Répondre à toutes ces questions est, à la fois, indispensable et impossible. Cela risque de conférer à l’affirmative action une nature toute d’approximation en ce qui concerne sa mise en œuvre dans la mesure où savoir (et pouvoir) lui assigner un terme semble être une condition de sa mise en œuvre, à moins bien étendu que l’on parte de l’hypothèse que ces mesures vont être pérennes. Peut-elle pourtant une mesure permanente être encore qualifiée de « spéciale » ? Un certain arbitraire ou, dans le meilleur des cas, une certaine approximation risque de devenir le lot de la plupart des « discriminations positives ». Certes, intervient sur ce point, à savoir la nécessité d’échapper à l’arbitraire, une seconde condition négative. Les « mesures spéciales » se doivent de ne point avoir « pour effet le maintien de droits distincts pour des groupes raciaux différents ». Ce membre de phrase n’est pas non plus exempt de difficultés majeures d’interprétation ou d’application. Il introduit l’idée, absolument logique par ailleurs, que, le cas échéant, il faudra faire bénéficier de « mesures spéciales » non pas un seul « groupe racial » mais plusieurs, on suppose en même temps. C’est afin d’éviter l’arbitraire que ce membre de phrase exige que des « groupes raciaux » a priori bénéficiaires de l’affirmative action ne soient pas traités différemment. Naturellement, une première difficulté est déjà de pouvoir établir précisément les limites de différenciation (mais sur la base de quels critères ?) entre « groupes raciaux » avec tout ce que cela pourra impliquer comme approximation, arbitraire et political incorrectness.

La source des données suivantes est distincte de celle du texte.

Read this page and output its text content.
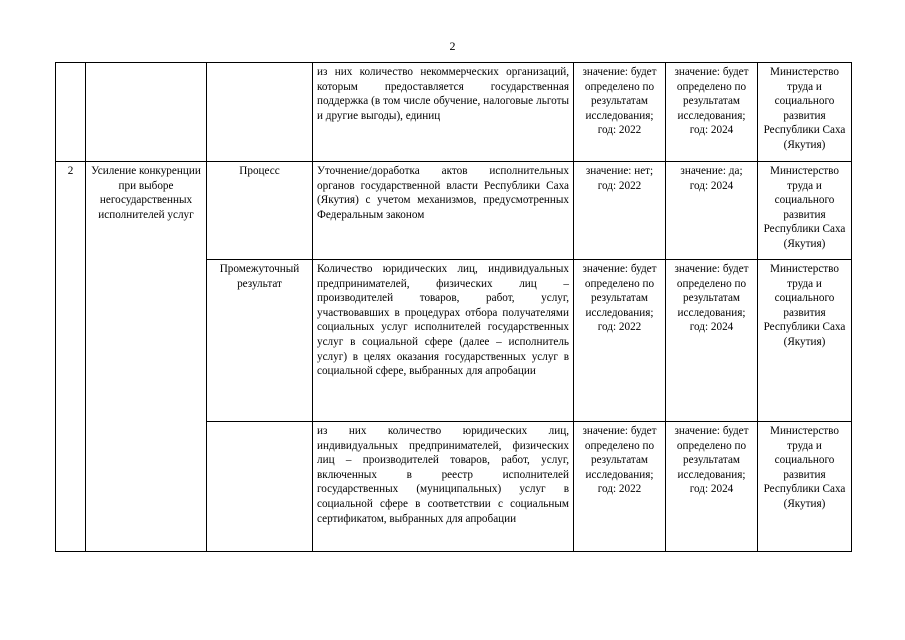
2
			из них количество некоммерческих организаций, которым предоставляется государственная поддержка (в том числе обучение, налоговые льготы и другие выгоды), единиц	значение: будет определено по результатам исследования; год: 2022	значение: будет определено по результатам исследования; год: 2024	Министерство труда и социального развития Республики Саха (Якутия)
2	Усиление конкуренции при выборе негосударственных исполнителей услуг	Процесс	Уточнение/доработка актов исполнительных органов государственной власти Республики Саха (Якутия) с учетом механизмов, предусмотренных Федеральным законом	значение: нет; год: 2022	значение: да; год: 2024	Министерство труда и социального развития Республики Саха (Якутия)
		Промежуточный результат	Количество юридических лиц, индивидуальных предпринимателей, физических лиц – производителей товаров, работ, услуг, участвовавших в процедурах отбора получателями социальных услуг исполнителей государственных услуг в социальной сфере (далее – исполнитель услуг) в целях оказания государственных услуг в социальной сфере, выбранных для апробации	значение: будет определено по результатам исследования; год: 2022	значение: будет определено по результатам исследования; год: 2024	Министерство труда и социального развития Республики Саха (Якутия)
			из них количество юридических лиц, индивидуальных предпринимателей, физических лиц – производителей товаров, работ, услуг, включенных в реестр исполнителей государственных (муниципальных) услуг в социальной сфере в соответствии с социальным сертификатом, выбранных для апробации	значение: будет определено по результатам исследования; год: 2022	значение: будет определено по результатам исследования; год: 2024	Министерство труда и социального развития Республики Саха (Якутия)
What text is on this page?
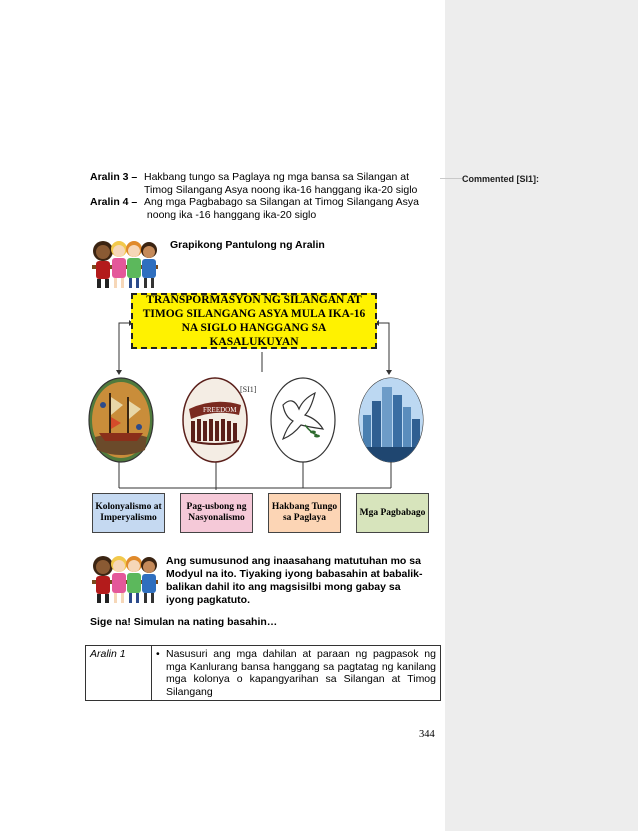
Commented [SI1]:
Aralin 3 – Hakbang tungo sa Paglaya ng mga bansa sa Silangan at
Timog Silangang Asya noong ika-16 hanggang ika-20 siglo
Aralin 4 – Ang mga Pagbabago sa Silangan at Timog Silangang Asya
noong ika -16 hanggang ika-20 siglo
Grapikong Pantulong ng Aralin
TRANSPORMASYON NG SILANGAN AT TIMOG SILANGANG ASYA MULA IKA-16 NA SIGLO HANGGANG SA KASALUKUYAN
[SI1]
FREEDOM
Kolonyalismo at Imperyalismo
Pag-usbong ng Nasyonalismo
Hakbang Tungo sa Paglaya
Mga Pagbabago
Ang sumusunod ang inaasahang matutuhan mo sa Modyul na ito. Tiyaking iyong babasahin at babalik-balikan dahil ito ang magsisilbi mong gabay sa iyong pagkatuto.
Sige na! Simulan na nating basahin…
Aralin 1	• Nasusuri ang mga dahilan at paraan ng pagpasok ng mga Kanlurang bansa hanggang sa pagtatag ng kanilang mga kolonya o kapangyarihan sa Silangan at Timog Silangang
344
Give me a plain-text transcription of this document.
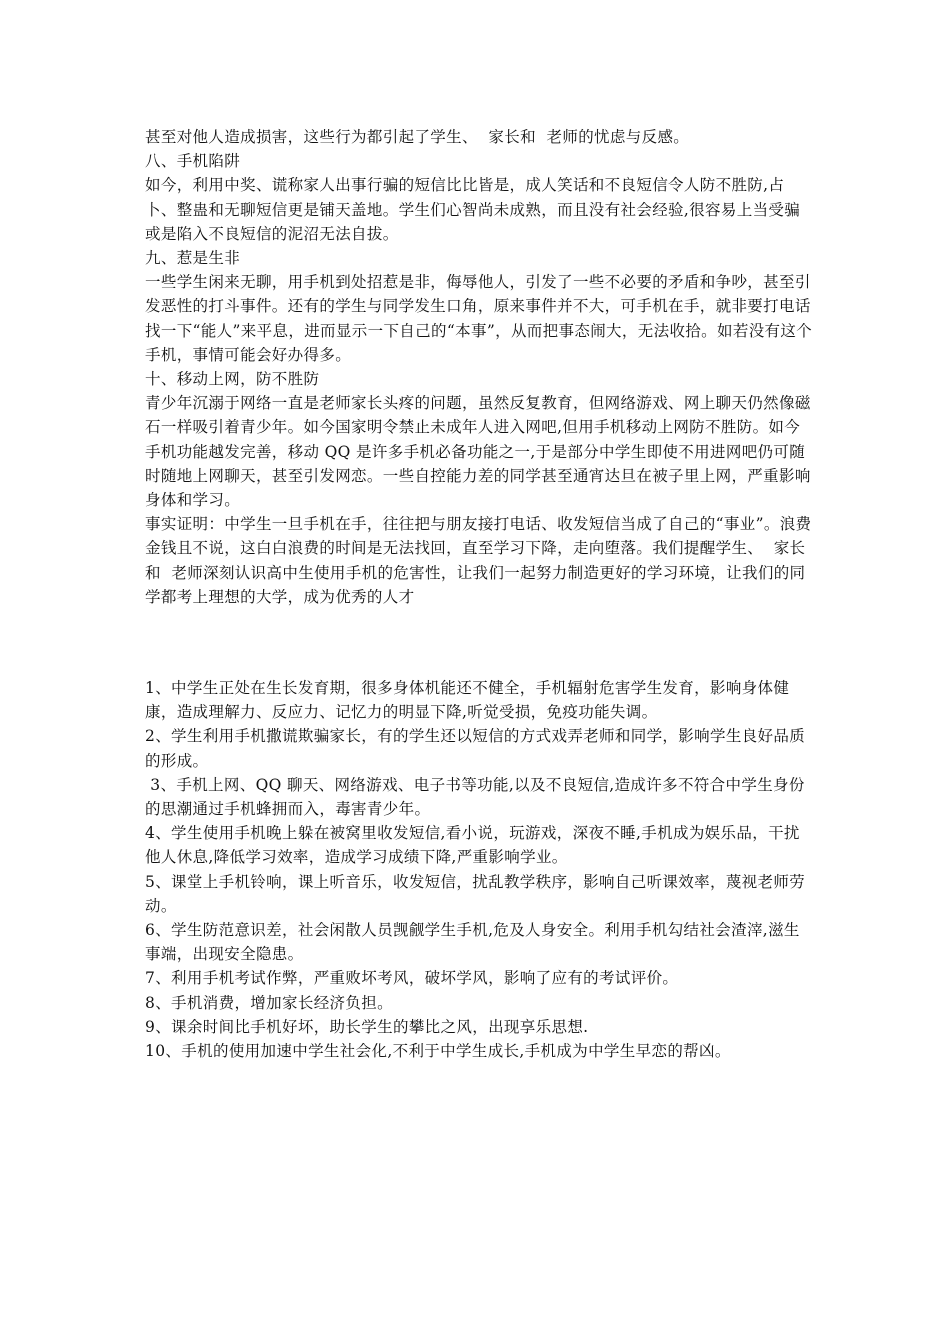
甚至对他人造成损害，这些行为都引起了学生、  家长和  老师的忧虑与反感。

八、手机陷阱

如今，利用中奖、谎称家人出事行骗的短信比比皆是，成人笑话和不良短信令人防不胜防,占卜、整蛊和无聊短信更是铺天盖地。学生们心智尚未成熟，而且没有社会经验,很容易上当受骗或是陷入不良短信的泥沼无法自拔。

九、惹是生非

一些学生闲来无聊，用手机到处招惹是非，侮辱他人，引发了一些不必要的矛盾和争吵，甚至引发恶性的打斗事件。还有的学生与同学发生口角，原来事件并不大，可手机在手，就非要打电话找一下“能人”来平息，进而显示一下自己的“本事”，从而把事态闹大，无法收拾。如若没有这个手机，事情可能会好办得多。

十、移动上网，防不胜防

青少年沉溺于网络一直是老师家长头疼的问题，虽然反复教育，但网络游戏、网上聊天仍然像磁石一样吸引着青少年。如今国家明令禁止未成年人进入网吧,但用手机移动上网防不胜防。如今手机功能越发完善，移动 QQ 是许多手机必备功能之一,于是部分中学生即使不用进网吧仍可随时随地上网聊天，甚至引发网恋。一些自控能力差的同学甚至通宵达旦在被子里上网，严重影响身体和学习。

事实证明：中学生一旦手机在手，往往把与朋友接打电话、收发短信当成了自己的“事业”。浪费金钱且不说，这白白浪费的时间是无法找回，直至学习下降，走向堕落。我们提醒学生、  家长和  老师深刻认识高中生使用手机的危害性，让我们一起努力制造更好的学习环境，让我们的同学都考上理想的大学，成为优秀的人才

1、中学生正处在生长发育期，很多身体机能还不健全，手机辐射危害学生发育，影响身体健康，造成理解力、反应力、记忆力的明显下降,听觉受损，免疫功能失调。

2、学生利用手机撒谎欺骗家长，有的学生还以短信的方式戏弄老师和同学，影响学生良好品质的形成。

3、手机上网、QQ 聊天、网络游戏、电子书等功能,以及不良短信,造成许多不符合中学生身份的思潮通过手机蜂拥而入，毒害青少年。

4、学生使用手机晚上躲在被窝里收发短信,看小说，玩游戏，深夜不睡,手机成为娱乐品，干扰他人休息,降低学习效率，造成学习成绩下降,严重影响学业。

5、课堂上手机铃响，课上听音乐，收发短信，扰乱教学秩序，影响自己听课效率，蔑视老师劳动。

6、学生防范意识差，社会闲散人员觊觎学生手机,危及人身安全。利用手机勾结社会渣滓,滋生事端，出现安全隐患。

7、利用手机考试作弊，严重败坏考风，破坏学风，影响了应有的考试评价。

8、手机消费，增加家长经济负担。

9、课余时间比手机好坏，助长学生的攀比之风，出现享乐思想.

10、手机的使用加速中学生社会化,不利于中学生成长,手机成为中学生早恋的帮凶。
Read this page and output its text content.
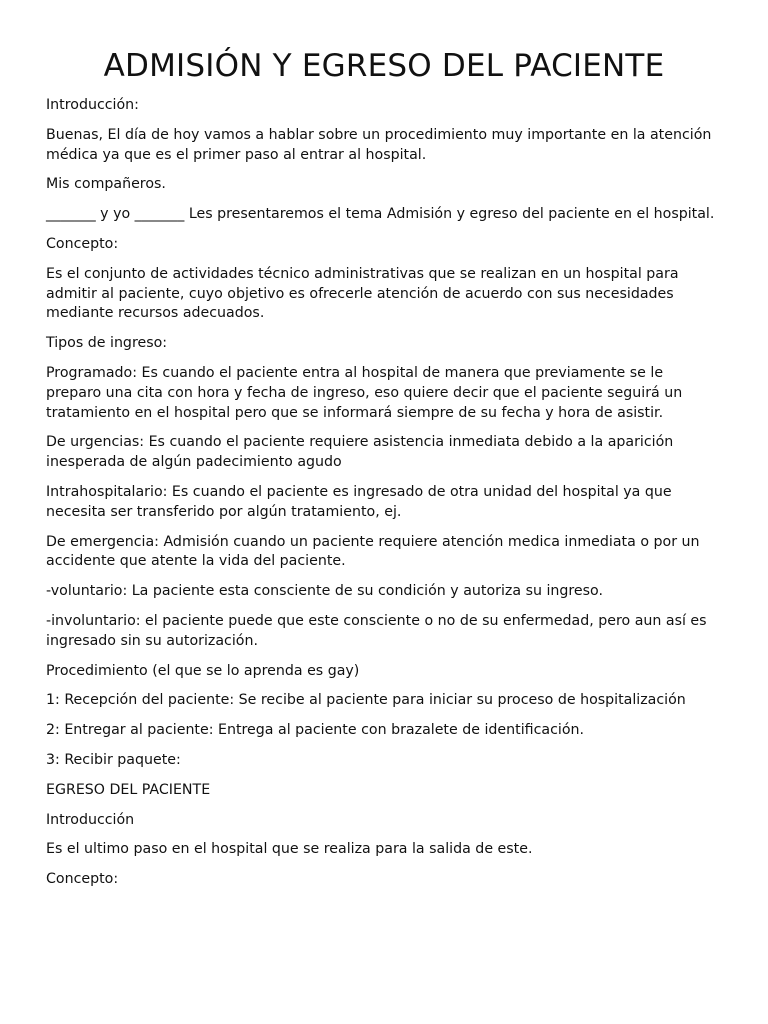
ADMISIÓN Y EGRESO DEL PACIENTE

Introducción:

Buenas, El día de hoy vamos a hablar sobre un procedimiento muy importante en la atención médica ya que es el primer paso al entrar al hospital.

Mis compañeros.

_______ y yo _______ Les presentaremos el tema Admisión y egreso del paciente en el hospital.

Concepto:

Es el conjunto de actividades técnico administrativas que se realizan en un hospital para admitir al paciente, cuyo objetivo es ofrecerle atención de acuerdo con sus necesidades mediante recursos adecuados.

Tipos de ingreso:

Programado: Es cuando el paciente entra al hospital de manera que previamente se le preparo una cita con hora y fecha de ingreso, eso quiere decir que el paciente seguirá un tratamiento en el hospital pero que se informará siempre de su fecha y hora de asistir.

De urgencias: Es cuando el paciente requiere asistencia inmediata debido a la aparición inesperada de algún padecimiento agudo

Intrahospitalario: Es cuando el paciente es ingresado de otra unidad del hospital ya que necesita ser transferido por algún tratamiento, ej.

De emergencia: Admisión cuando un paciente requiere atención medica inmediata o por un accidente que atente la vida del paciente.

-voluntario: La paciente esta consciente de su condición y autoriza su ingreso.

-involuntario: el paciente puede que este consciente o no de su enfermedad, pero aun así es ingresado sin su autorización.

Procedimiento (el que se lo aprenda es gay)

1: Recepción del paciente: Se recibe al paciente para iniciar su proceso de hospitalización

2: Entregar al paciente: Entrega al paciente con brazalete de identificación.

3: Recibir paquete:

EGRESO DEL PACIENTE

Introducción

Es el ultimo paso en el hospital que se realiza para la salida de este.

Concepto:
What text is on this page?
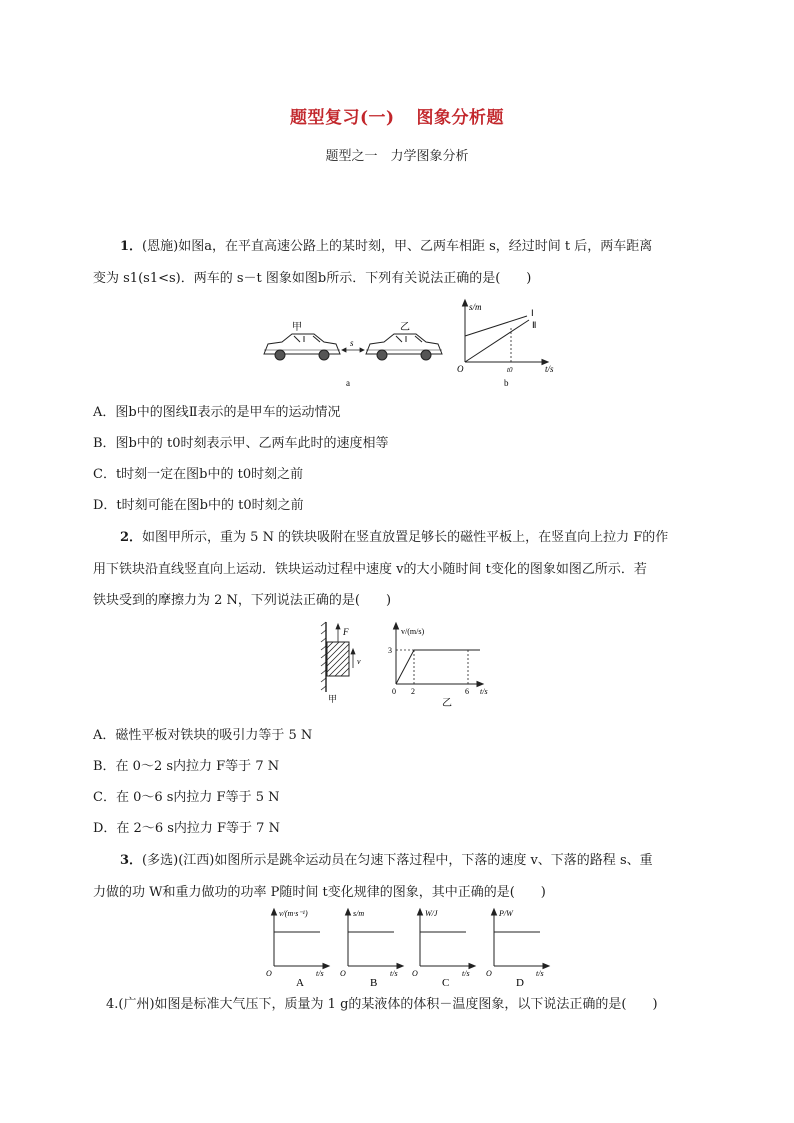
题型复习(一) 图象分析题
题型之一　力学图象分析
1．(恩施)如图a，在平直高速公路上的某时刻，甲、乙两车相距 s，经过时间 t 后，两车距离
变为 s1(s1<s)．两车的 s－t 图象如图b所示．下列有关说法正确的是(　　)
甲	乙
s
a
s/m
Ⅰ
Ⅱ
O	t0	t/s
b
A．图b中的图线Ⅱ表示的是甲车的运动情况
B．图b中的 t0时刻表示甲、乙两车此时的速度相等
C．t时刻一定在图b中的 t0时刻之前
D．t时刻可能在图b中的 t0时刻之前
2．如图甲所示，重为 5 N 的铁块吸附在竖直放置足够长的磁性平板上，在竖直向上拉力 F的作
用下铁块沿直线竖直向上运动．铁块运动过程中速度 v的大小随时间 t变化的图象如图乙所示．若
铁块受到的摩擦力为 2 N，下列说法正确的是(　　)
F
v
甲
v/(m/s)
3
0 2	6 t/s
乙
A．磁性平板对铁块的吸引力等于 5 N
B．在 0～2 s内拉力 F等于 7 N
C．在 0～6 s内拉力 F等于 5 N
D．在 2～6 s内拉力 F等于 7 N
3．(多选)(江西)如图所示是跳伞运动员在匀速下落过程中，下落的速度 v、下落的路程 s、重
力做的功 W和重力做功的功率 P随时间 t变化规律的图象，其中正确的是(　　)
v/(m·s⁻¹)
O	t/s
A
s/m
O	t/s
B
W/J
O	t/s
C
P/W
O	t/s
D
4.(广州)如图是标准大气压下，质量为 1 g的某液体的体积－温度图象，以下说法正确的是(　　)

Cependant l’observation la plus intéressante (et la plus troublante) est que la condition négative examinée n’interdit pas les traitements différenciés en général mais uniquement le « maintien » de ceux-ci. L’interprétation de ce terme ne va pas de soi. Il semble vouloir dire que des traitements différenciés peuvent parfaitement être établis durant une certaine période, naturellement impossible à déterminer, et que seulement leur validité continue après l’écoulement de cette période serait incompatible avec la Convention. Toutefois, du moment que cette période n’est point déterminée, ce subtil édifice politique et juridique tombe à plat. Il serait possible de lier cette condition à l’autre condition négative que l’on a déjà examinée, à savoir le fait que les « mesures spéciales » ne doivent pas être « maintenues en vigueur une fois atteints les objectifs auxquels elles répondaient ». Cela donnerait que le traitement différencié prohibé ne puisse s’étendre au-delà du moment où les « objectifs » auront été atteints. Dans ce cas, on peut, néanmoins, se demander ce que la première condition négative (celle sur le non-maintien du traitement différencié) ajoute réellement à la seconde. La seule différence entre les deux conditions négatives de l’article 1 §4 pourrait être que la seconde s’applique à tous les bénéficiaires de cette disposition tandis que la première condition négative, le non-maintien de traitements différenciés pour des « groupes raciaux » différents, s’applique, justement, uniquement au cas de « groupes raciaux ». Les « groupes ethniques » ne seraient donc pas concernés par cette condition[79]. Toutefois, on a déjà vu que les « groupes raciaux » ne peuvent être facilement distingués des « groupes ethniques ». Ce distinguo a donc assez peu de signification et, encore une fois, on peut s’interroger sur la clarté des énoncés de la Convention sur la discrimination raciale[80]. D’autres conventions internationales qui admettent la discrimination positive sont, heureusement, mieux conçues.

B. l’autorisation de la discrimination positive dans d’autres conventions internationales

La principale autre Convention internationale à accepter la discrimination positive est la Convention des Nations Unies de 1979 sur l’élimination de toute forme de discrimination à l’égard des femmes (a). Toutefois, les personnes handicapées semblent aussi bénéficier, dans la Convention des Nations Unies qui leur est consacrée, d’une acceptation de réglementations nationales cherchant à compenser la perte de chances qu’inéluctablement implique le handicap (b).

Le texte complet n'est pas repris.